同署によると、先月16日午前7時ごろ、啓さんが自宅近くで草刈り作業をしていたところ、山の方から70代女性が手招きしながら歩いて来た。「山で遭難し夫とはぐれてしまった」などと話したことから女性と自宅に戻り、まり子さんに事情を説明。まり子さんは女性におにぎりとお茶を手渡すなど保護した後、110番通報し駆け付けた同署員に引き継いだ。
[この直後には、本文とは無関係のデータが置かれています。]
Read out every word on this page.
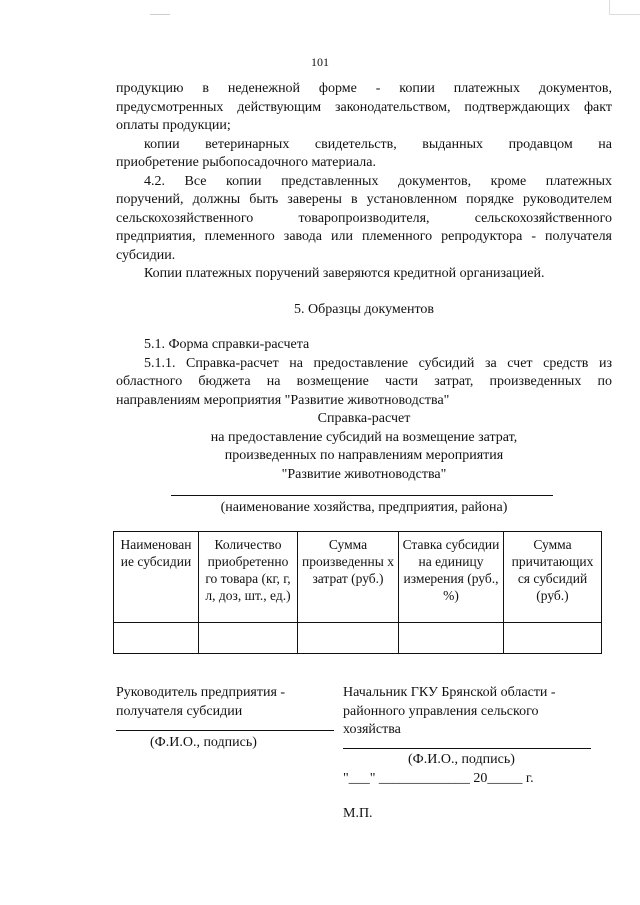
101

продукцию в неденежной форме - копии платежных документов,

предусмотренных действующим законодательством, подтверждающих факт

оплаты продукции;

копии ветеринарных свидетельств, выданных продавцом на

приобретение рыбопосадочного материала.

4.2. Все копии представленных документов, кроме платежных

поручений, должны быть заверены в установленном порядке руководителем

сельскохозяйственного товаропроизводителя, сельскохозяйственного

предприятия, племенного завода или племенного репродуктора - получателя

субсидии.

Копии платежных поручений заверяются кредитной организацией.

5. Образцы документов

5.1. Форма справки-расчета

5.1.1. Справка-расчет на предоставление субсидий за счет средств из

областного бюджета на возмещение части затрат, произведенных по

направлениям мероприятия "Развитие животноводства"

Справка-расчет
на предоставление субсидий на возмещение затрат,
произведенных по направлениям мероприятия
"Развитие животноводства"
(наименование хозяйства, предприятия, района)
Наименован ие субсидии	Количество приобретенно го товара (кг, г, л, доз, шт., ед.)	Сумма произведенны х затрат (руб.)	Ставка субсидии на единицу измерения (руб., %)	Сумма причитающих ся субсидий (руб.)

Руководитель предприятия -
получателя субсидии
(Ф.И.О., подпись)
Начальник ГКУ Брянской области -
районного управления сельского
хозяйства
(Ф.И.О., подпись)
"___" _____________ 20_____ г.
М.П.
女性の話と歩いて来た山の方向が食い違っていたため、阿部夫妻は「女性の夫も近くで遭難しているかもしれない」と車で近くの山を探したところ、同日午前8時ごろ平田地域の山中の林道で普通乗用車と近くに座り込んでいた80代男性を発見。声を掛けると「山で妻とはぐれた。車の鍵を妻が持っていたので乗れなかった」などと話したことから車に乗せて下山し再度通報、同署員に引き継いだ。
遭難した2人は前日の15日午後0時半ごろに山菜採りのため入山したが、夜になっても2人とも帰ってこなかったため家族が行方不明者届を出していた。
この日の贈呈式は同署で行われ、小川署長は「地域に詳しい住民の視点だからこそ分かったこと。機転を利かせた行動に感謝しかない」とたたえ、2人に感謝状を手渡した。
啓さんは「本当に無事見つかって良かった。2人が再会できたのを見て安心した」、まり子さんは「けがなく無事に帰ることができて何より。通報は緊張したが無事連絡がついて良かった」とそれぞれ話した。